The above aggregation is based on assumptions that user-item interactions can be interpreted as preferences by taking the factors like "number of interation times", "weights", "time decay", etc. Sometimes these assumptions are biased, and only the interactions themselves matter. That is, the original dataset with implicit interaction records can be binarized into one that has only 1 or 0, indicating if a user has interacted with an item, respectively.

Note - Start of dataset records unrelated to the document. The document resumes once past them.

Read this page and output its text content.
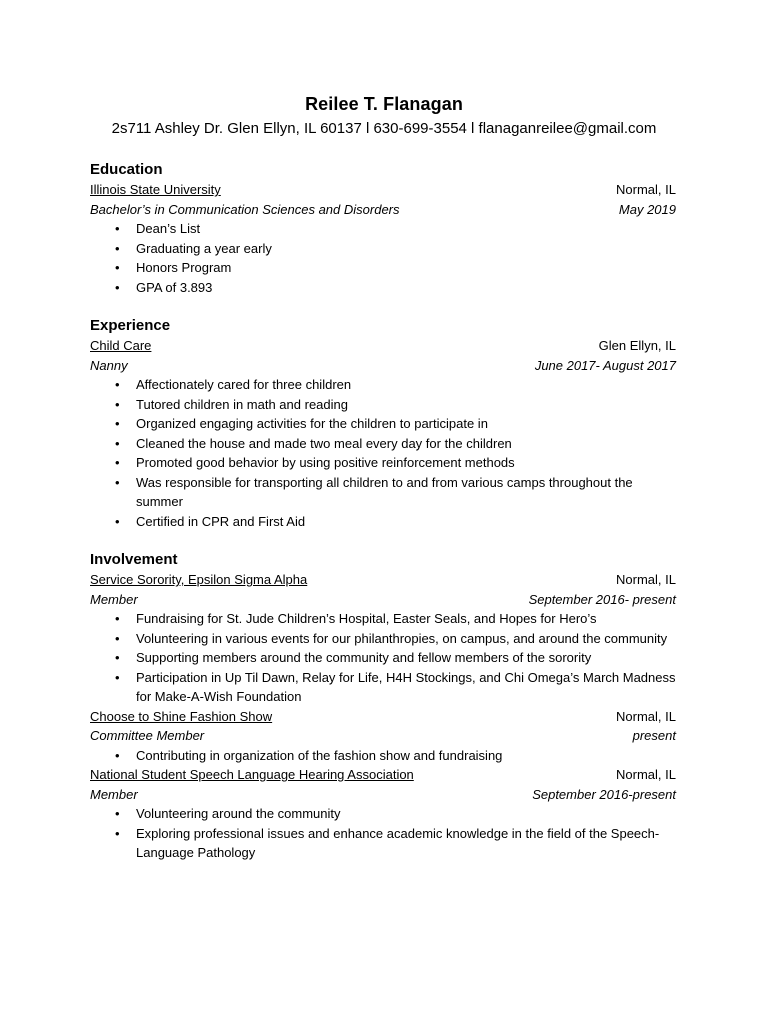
Reilee T. Flanagan
2s711 Ashley Dr. Glen Ellyn, IL 60137 l 630-699-3554 l flanaganreilee@gmail.com
Education
Illinois State University	Normal, IL
Bachelor’s in Communication Sciences and Disorders	May 2019
• Dean’s List
• Graduating a year early
• Honors Program
• GPA of 3.893
Experience
Child Care	Glen Ellyn, IL
Nanny	June 2017- August 2017
• Affectionately cared for three children
• Tutored children in math and reading
• Organized engaging activities for the children to participate in
• Cleaned the house and made two meal every day for the children
• Promoted good behavior by using positive reinforcement methods
• Was responsible for transporting all children to and from various camps throughout the summer
• Certified in CPR and First Aid
Involvement
Service Sorority, Epsilon Sigma Alpha	Normal, IL
Member	September 2016- present
• Fundraising for St. Jude Children’s Hospital, Easter Seals, and Hopes for Hero’s
• Volunteering in various events for our philanthropies, on campus, and around the community
• Supporting members around the community and fellow members of the sorority
• Participation in Up Til Dawn, Relay for Life, H4H Stockings, and Chi Omega’s March Madness for Make-A-Wish Foundation
Choose to Shine Fashion Show	Normal, IL
Committee Member	present
• Contributing in organization of the fashion show and fundraising
National Student Speech Language Hearing Association	Normal, IL
Member	September 2016-present
• Volunteering around the community
• Exploring professional issues and enhance academic knowledge in the field of the Speech- Language Pathology
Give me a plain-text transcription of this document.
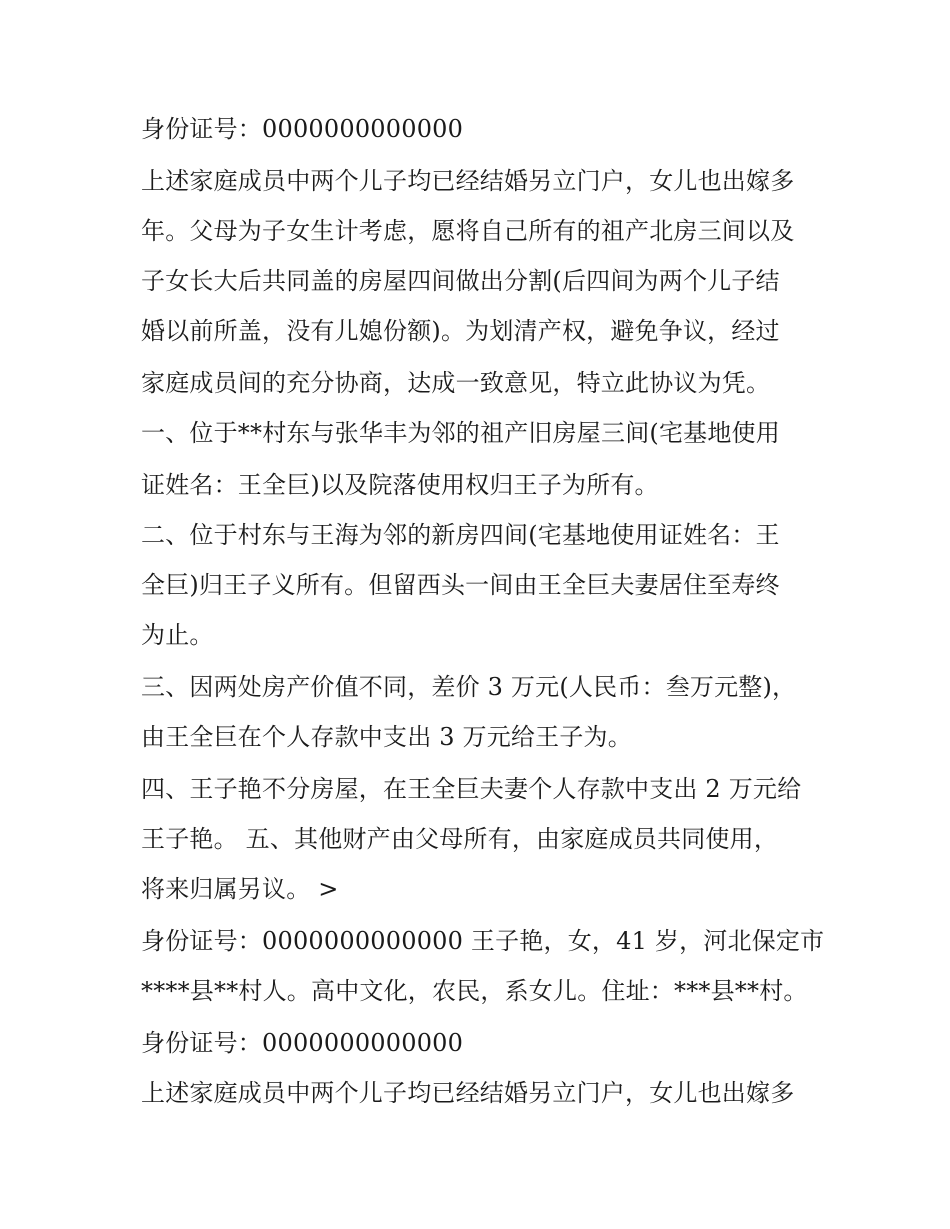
身份证号：0000000000000
上述家庭成员中两个儿子均已经结婚另立门户，女儿也出嫁多
年。父母为子女生计考虑，愿将自己所有的祖产北房三间以及
子女长大后共同盖的房屋四间做出分割(后四间为两个儿子结
婚以前所盖，没有儿媳份额)。为划清产权，避免争议，经过
家庭成员间的充分协商，达成一致意见，特立此协议为凭。
一、位于**村东与张华丰为邻的祖产旧房屋三间(宅基地使用
证姓名：王全巨)以及院落使用权归王子为所有。
二、位于村东与王海为邻的新房四间(宅基地使用证姓名：王
全巨)归王子义所有。但留西头一间由王全巨夫妻居住至寿终
为止。
三、因两处房产价值不同，差价 3 万元(人民币：叁万元整)，
由王全巨在个人存款中支出 3 万元给王子为。
四、王子艳不分房屋，在王全巨夫妻个人存款中支出 2 万元给
王子艳。 五、其他财产由父母所有，由家庭成员共同使用，
将来归属另议。 >
身份证号：0000000000000 王子艳，女，41 岁，河北保定市
****县**村人。高中文化，农民，系女儿。住址：***县**村。
身份证号：0000000000000
上述家庭成员中两个儿子均已经结婚另立门户，女儿也出嫁多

For example, the following generates data that contains existing interactions between users and items. 

In [18]:
data2_b = data2[['UserId', 'ItemId']].copy()
data2_b['Feedback'] = 1
data2_b = data2_b.drop_duplicates()

In [19]:
data2_b

Unnamed: 0,UserId,ItemId,Feedback
0,1,1,1
2,1,2,1
5,2,1,1
6,2,2,1
9,2,3,1
10,3,3,1
14,3,1,1


"Negative sampling" is a technique that samples negative feedback. Similar to the aggregation techniques, negative feedback cna be defined differently in different scenarios. In this case, for example, we can regard the items that a user has not interacted as those that the user does not like. This may be a strong assumption in many user cases, but it is reasonable to build a model when the interaction times between user and item are not that many.

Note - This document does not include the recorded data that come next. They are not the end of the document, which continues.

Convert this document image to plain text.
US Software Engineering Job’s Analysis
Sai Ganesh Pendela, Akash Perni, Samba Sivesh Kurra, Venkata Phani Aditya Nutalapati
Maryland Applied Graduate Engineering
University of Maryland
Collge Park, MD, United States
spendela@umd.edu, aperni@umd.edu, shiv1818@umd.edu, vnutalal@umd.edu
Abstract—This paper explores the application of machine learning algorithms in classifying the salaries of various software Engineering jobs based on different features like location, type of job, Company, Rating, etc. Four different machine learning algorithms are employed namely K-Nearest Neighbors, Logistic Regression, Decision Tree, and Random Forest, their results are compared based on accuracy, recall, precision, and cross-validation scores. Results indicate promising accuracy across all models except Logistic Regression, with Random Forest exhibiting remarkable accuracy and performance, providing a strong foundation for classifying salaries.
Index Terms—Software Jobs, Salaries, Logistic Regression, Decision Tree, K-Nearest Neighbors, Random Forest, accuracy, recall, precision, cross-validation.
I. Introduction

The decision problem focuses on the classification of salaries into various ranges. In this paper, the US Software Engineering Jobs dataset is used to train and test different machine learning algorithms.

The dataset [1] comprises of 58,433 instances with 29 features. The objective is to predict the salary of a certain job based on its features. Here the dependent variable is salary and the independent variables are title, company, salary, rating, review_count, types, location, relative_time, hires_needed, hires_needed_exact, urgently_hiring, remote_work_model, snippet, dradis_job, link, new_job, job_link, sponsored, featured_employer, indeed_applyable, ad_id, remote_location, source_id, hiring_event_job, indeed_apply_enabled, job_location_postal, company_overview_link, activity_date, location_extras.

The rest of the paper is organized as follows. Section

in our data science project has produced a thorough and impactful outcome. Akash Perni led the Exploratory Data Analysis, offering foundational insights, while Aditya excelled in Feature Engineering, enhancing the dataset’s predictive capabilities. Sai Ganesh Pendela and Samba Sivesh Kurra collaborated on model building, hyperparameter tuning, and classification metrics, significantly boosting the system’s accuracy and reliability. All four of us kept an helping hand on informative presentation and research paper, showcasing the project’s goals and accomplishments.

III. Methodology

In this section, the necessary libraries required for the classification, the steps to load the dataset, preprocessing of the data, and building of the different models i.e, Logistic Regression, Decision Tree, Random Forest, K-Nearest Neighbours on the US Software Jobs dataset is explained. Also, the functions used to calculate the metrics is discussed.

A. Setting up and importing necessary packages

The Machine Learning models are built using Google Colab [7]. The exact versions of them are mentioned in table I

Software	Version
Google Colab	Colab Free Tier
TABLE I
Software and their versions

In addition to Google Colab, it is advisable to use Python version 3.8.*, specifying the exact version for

The following shows that, on top of `data2_b`, there are another 2 negative samples are generated which are tagged with "0" in the "Feedback" column.

In [20]:
users = data2['UserId'].unique()
items = data2['ItemId'].unique()

In [21]:
interaction_lst = []
for user in users:
    for item in items:
        interaction_lst.append([user, item, 0])

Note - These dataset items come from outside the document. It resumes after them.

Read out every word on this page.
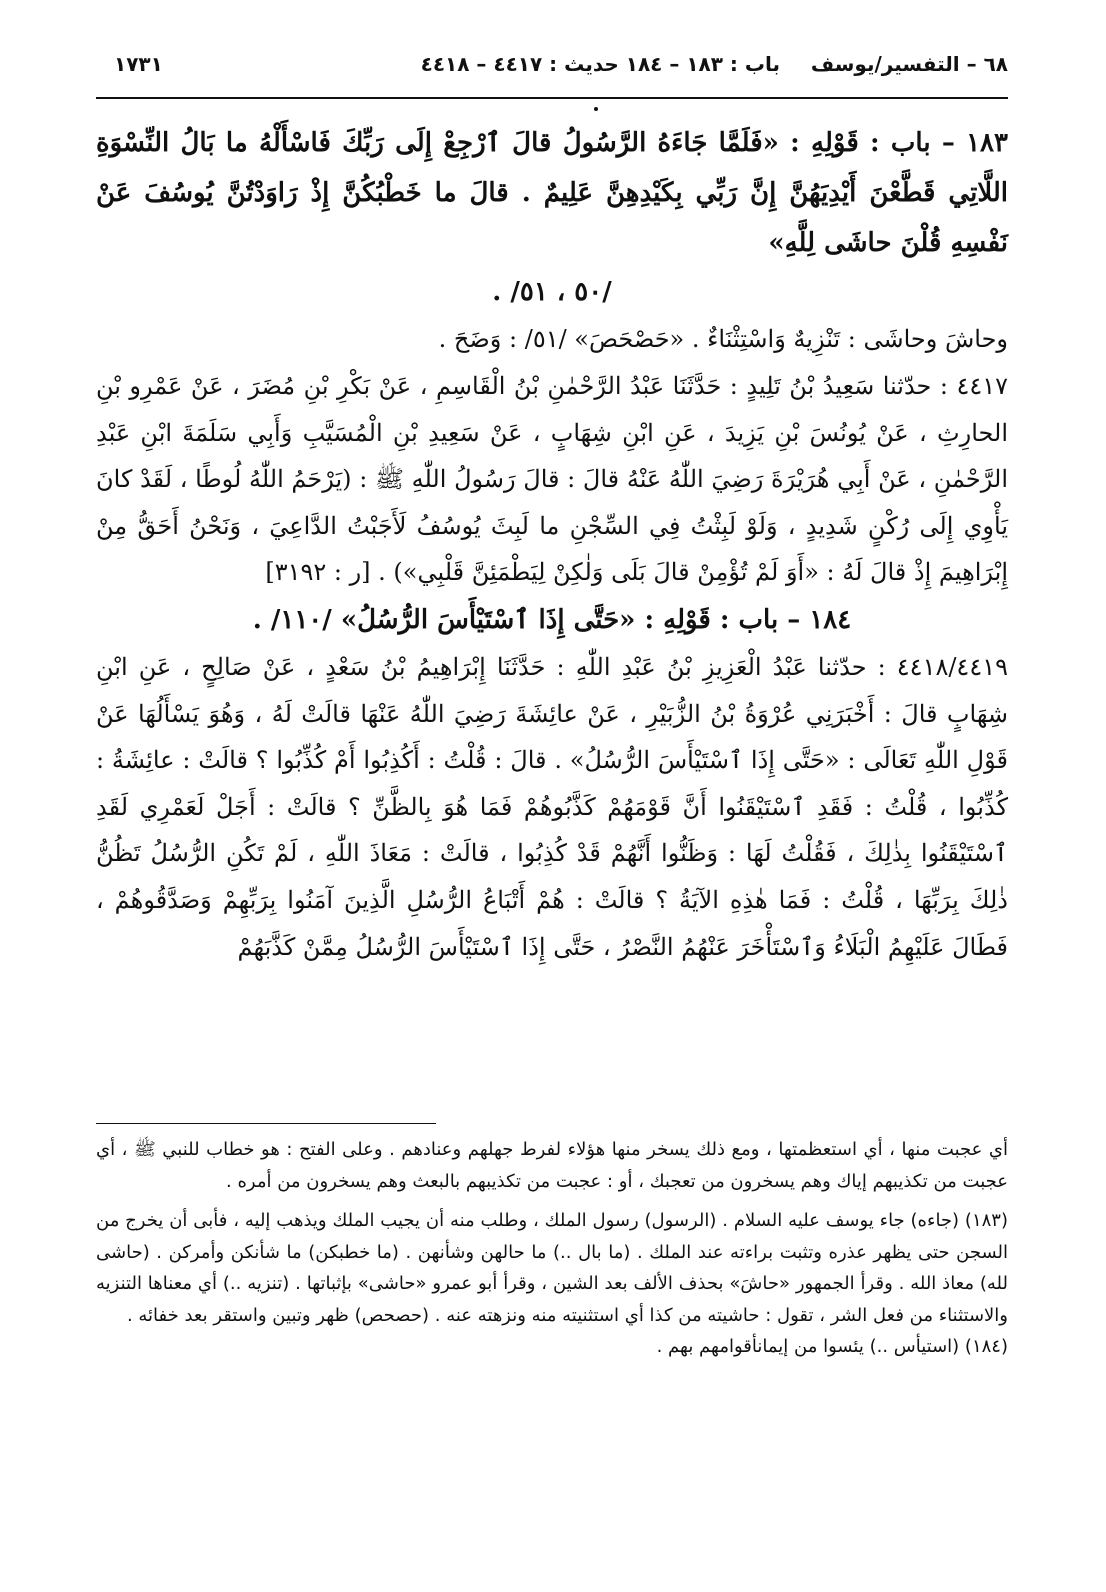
٦٨ – التفسير/يوسف
باب : ١٨٣ – ١٨٤ حديث : ٤٤١٧ – ٤٤١٨
١٧٣١

١٨٣ – باب : قَوْلِهِ : «فَلَمَّا جَاءَهُ الرَّسُولُ قالَ ٱرْجِعْ إِلَى رَبِّكَ فَاسْأَلْهُ ما بَالُ النِّسْوَةِ اللَّاتِي قَطَّعْنَ أَيْدِيَهُنَّ إِنَّ رَبِّي بِكَيْدِهِنَّ عَلِيمٌ . قالَ ما خَطْبُكُنَّ إِذْ رَاوَدْتُنَّ يُوسُفَ عَنْ نَفْسِهِ قُلْنَ حاشَى لِلَّهِ»

/٥٠ ، ٥١/ .

وحاشَ وحاشَى : تَنْزِيهٌ وَاسْتِثْنَاءٌ . «حَصْحَصَ» /٥١/ : وَضَحَ .

٤٤١٧ : حدّثنا سَعِيدُ بْنُ تَلِيدٍ : حَدَّثَنَا عَبْدُ الرَّحْمٰنِ بْنُ الْقَاسِمِ ، عَنْ بَكْرِ بْنِ مُضَرَ ، عَنْ عَمْرِو بْنِ الحارِثِ ، عَنْ يُونُسَ بْنِ يَزِيدَ ، عَنِ ابْنِ شِهَابٍ ، عَنْ سَعِيدِ بْنِ الْمُسَيَّبِ وَأَبِي سَلَمَةَ ابْنِ عَبْدِ الرَّحْمٰنِ ، عَنْ أَبِي هُرَيْرَةَ رَضِيَ اللّٰهُ عَنْهُ قالَ : قالَ رَسُولُ اللّٰهِ ﷺ : (يَرْحَمُ اللّٰهُ لُوطًا ، لَقَدْ كانَ يَأْوِي إِلَى رُكْنٍ شَدِيدٍ ، وَلَوْ لَبِثْتُ فِي السِّجْنِ ما لَبِثَ يُوسُفُ لَأَجَبْتُ الدَّاعِيَ ، وَنَحْنُ أَحَقُّ مِنْ إِبْرَاهِيمَ إِذْ قالَ لَهُ : «أَوَ لَمْ تُؤْمِنْ قالَ بَلَى وَلٰكِنْ لِيَطْمَئِنَّ قَلْبِي») . [ر : ٣١٩٢]

١٨٤ – باب : قَوْلِهِ : «حَتَّى إِذَا ٱسْتَيْأَسَ الرُّسُلُ» /١١٠/ .

٤٤١٨/٤٤١٩ : حدّثنا عَبْدُ الْعَزِيزِ بْنُ عَبْدِ اللّٰهِ : حَدَّثَنَا إِبْرَاهِيمُ بْنُ سَعْدٍ ، عَنْ صَالِحٍ ، عَنِ ابْنِ شِهَابٍ قالَ : أَخْبَرَنِي عُرْوَةُ بْنُ الزُّبَيْرِ ، عَنْ عائِشَةَ رَضِيَ اللّٰهُ عَنْهَا قالَتْ لَهُ ، وَهُوَ يَسْأَلُهَا عَنْ قَوْلِ اللّٰهِ تَعَالَى : «حَتَّى إِذَا ٱسْتَيْأَسَ الرُّسُلُ» . قالَ : قُلْتُ : أَكُذِبُوا أَمْ كُذِّبُوا ؟ قالَتْ : عائِشَةُ : كُذِّبُوا ، قُلْتُ : فَقَدِ ٱسْتَيْقَنُوا أَنَّ قَوْمَهُمْ كَذَّبُوهُمْ فَمَا هُوَ بِالظَّنِّ ؟ قالَتْ : أَجَلْ لَعَمْرِي لَقَدِ ٱسْتَيْقَنُوا بِذٰلِكَ ، فَقُلْتُ لَهَا : وَظَنُّوا أَنَّهُمْ قَدْ كُذِبُوا ، قالَتْ : مَعَاذَ اللّٰهِ ، لَمْ تَكُنِ الرُّسُلُ تَظُنُّ ذٰلِكَ بِرَبِّهَا ، قُلْتُ : فَمَا هٰذِهِ الآيَةُ ؟ قالَتْ : هُمْ أَتْبَاعُ الرُّسُلِ الَّذِينَ آمَنُوا بِرَبِّهِمْ وَصَدَّقُوهُمْ ، فَطَالَ عَلَيْهِمُ الْبَلَاءُ وَٱسْتَأْخَرَ عَنْهُمُ النَّصْرُ ، حَتَّى إِذَا ٱسْتَيْأَسَ الرُّسُلُ مِمَّنْ كَذَّبَهُمْ

أي عجبت منها ، أي استعظمتها ، ومع ذلك يسخر منها هؤلاء لفرط جهلهم وعنادهم . وعلى الفتح : هو خطاب للنبي ﷺ ، أي عجبت من تكذيبهم إياك وهم يسخرون من تعجبك ، أو : عجبت من تكذيبهم بالبعث وهم يسخرون من أمره .

(١٨٣) (جاءه) جاء يوسف عليه السلام . (الرسول) رسول الملك ، وطلب منه أن يجيب الملك ويذهب إليه ، فأبى أن يخرج من السجن حتى يظهر عذره وتثبت براءته عند الملك . (ما بال ..) ما حالهن وشأنهن . (ما خطبكن) ما شأنكن وأمركن . (حاشى لله) معاذ الله . وقرأ الجمهور «حاشَ» بحذف الألف بعد الشين ، وقرأ أبو عمرو «حاشى» بإثباتها . (تنزيه ..) أي معناها التنزيه والاستثناء من فعل الشر ، تقول : حاشيته من كذا أي استثنيته منه ونزهته عنه . (حصحص) ظهر وتبين واستقر بعد خفائه .

(١٨٤) (استيأس ..) يئسوا من إيمانأقوامهم بهم .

data_all = pd.DataFrame(data=interaction_lst, columns=["UserId", "ItemId", "FeedbackAll"])

In [22]:
data_all

Unnamed: 0,UserId,ItemId,FeedbackAll
0,1,1,0
1,1,2,0
2,1,3,0
3,2,1,0
4,2,2,0
5,2,3,0
6,3,1,0
7,3,2,0
8,3,3,0


In [23]:
data2_ns = pd.merge(data_all, data2_b, on=['UserId', 'ItemId'], how='outer').fillna(0).drop('FeedbackAll', axis=1)

In [24]:
data2_ns

Unnamed: 0,UserId,ItemId,Feedback
0,1,1,1.0
1,1,2,1.0
2,1,3,0.0
3,2,1,1.0
4,2,2,1.0
5,2,3,1.0
6,3,1,1.0
7,3,2,0.0
8,3,3,1.0


Also note that sometimes the negative sampling may also impact the count-based aggregation scheme. That is, the count may start from 0 instead of 1, and 0 means there is no interaction between the user and item. 

# References

1. X. He *et al*, Neural Collaborative Filtering, WWW 2017. 
2. Y. Hu *et al*, Collaborative filtering for implicit feedback datasets, ICDM 2008.
3. Simple Algorithm for Recommendation (SAR). See notebook [sar_deep_dive.ipynb](../02_model_collaborative_filtering/sar_deep_dive.ipynb).
4. Y. Koren and J. Sill, OrdRec: an ordinal model for predicting personalized item rating distributions, RecSys 2011.